Nel 2011 il premier greco Papandreu fu fatto fuori dalla tecnocrazia di Bruxelles quando annunciò un referendum sull’euro (errore che Tsipras non ha commesso, anche perché forse non è nelle intenzioni dei neo-comunisti mettere in discussione la moneta unica o gli assetti veri di questa Europa).
E chissà cosa sarebbe successo se allora, Silvio Berlusconi, ultimo premier italiano eletto dai cittadini, avesse avuto la consapevolezza del complotto messo in piedi ai suoi danni e la forza ed il coraggio per appellarsi al popolo di fronte a quello che stava succedendo; purtroppo pessimi consiglieri lo convinsero a scelte suicide come appoggiare il governo Monti e rieleggere Napolitano, la vera Quinta Colonna della Trojka in Italia.

LA DEMOCRAZIA È UN LUSSO ANTIQUATO?
Il progetto di aggiramento della volontà popolare è una costante dei disegni egemonici dei padroni dell’Europa.
Sempre nel 2011, di fronte alla violenta crisi dell’euro e dei debiti sovrani, sul Financial Times, la Bibbia dei circoli finanziari, si potevano leggere editoriali in cui si affermava che la democrazia è “un lusso antiquato” che le élite europee non possono più permettersi; e sull’Economist, altro “house organ” dei banchieri, affermazioni tipo: le decisioni non possono più essere legate ai tempi e alle questioni di 17 parlamenti nazionali”, un messaggio chiaro sullo svuotamento delle sovranità rappresentative, progetto che Mario Draghi annuncia di perseguire senza peli sulla lingua, come spiegammo in questo articolo.

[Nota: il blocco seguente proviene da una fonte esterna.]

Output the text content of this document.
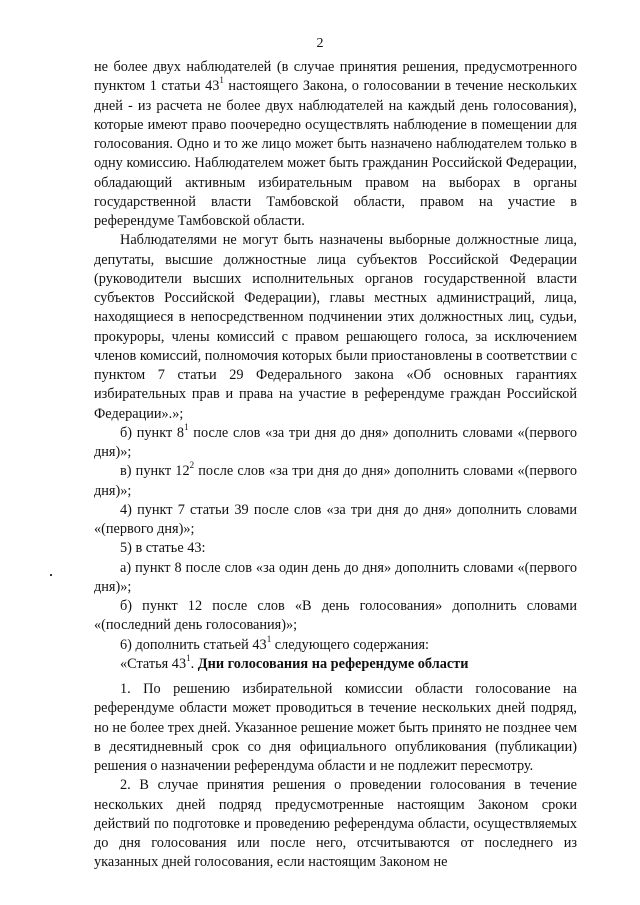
2

не более двух наблюдателей (в случае принятия решения, предусмотренного пунктом 1 статьи $43^1$ настоящего Закона, о голосовании в течение нескольких дней - из расчета не более двух наблюдателей на каждый день голосования), которые имеют право поочередно осуществлять наблюдение в помещении для голосования. Одно и то же лицо может быть назначено наблюдателем только в одну комиссию. Наблюдателем может быть гражданин Российской Федерации, обладающий активным избирательным правом на выборах в органы государственной власти Тамбовской области, правом на участие в референдуме Тамбовской области.

Наблюдателями не могут быть назначены выборные должностные лица, депутаты, высшие должностные лица субъектов Российской Федерации (руководители высших исполнительных органов государственной власти субъектов Российской Федерации), главы местных администраций, лица, находящиеся в непосредственном подчинении этих должностных лиц, судьи, прокуроры, члены комиссий с правом решающего голоса, за исключением членов комиссий, полномочия которых были приостановлены в соответствии с пунктом 7 статьи 29 Федерального закона «Об основных гарантиях избирательных прав и права на участие в референдуме граждан Российской Федерации».»;

б) пункт $8^1$ после слов «за три дня до дня» дополнить словами «(первого дня)»;

в) пункт $12^2$ после слов «за три дня до дня» дополнить словами «(первого дня)»;

4) пункт 7 статьи 39 после слов «за три дня до дня» дополнить словами «(первого дня)»;

5) в статье 43:

а) пункт 8 после слов «за один день до дня» дополнить словами «(первого дня)»;

б) пункт 12 после слов «В день голосования» дополнить словами «(последний день голосования)»;

6) дополнить статьей $43^1$ следующего содержания:

«Статья $43^1$. Дни голосования на референдуме области

1. По решению избирательной комиссии области голосование на референдуме области может проводиться в течение нескольких дней подряд, но не более трех дней. Указанное решение может быть принято не позднее чем в десятидневный срок со дня официального опубликования (публикации) решения о назначении референдума области и не подлежит пересмотру.

2. В случае принятия решения о проведении голосования в течение нескольких дней подряд предусмотренные настоящим Законом сроки действий по подготовке и проведению референдума области, осуществляемых до дня голосования или после него, отсчитываются от последнего из указанных дней голосования, если настоящим Законом не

D’altro canto, bisogna capirli: ogni volta che i cittadini europei sono chiamati ad esprimersi, i piani e le strategie costruite nelle segrete stanze degli eurocrati di Bruxelles e dei banchieri di Francoforte rischiano di saltare.
Per questo loro fanno di tutto per evitare che la democrazia si esprima.
Per questo il referendum greco ha un valore simbolicamente superiore alle conseguenze economiche e politiche: è il sano ritorno alla democrazia sovrana contro la loro finta democrazia dei badanti.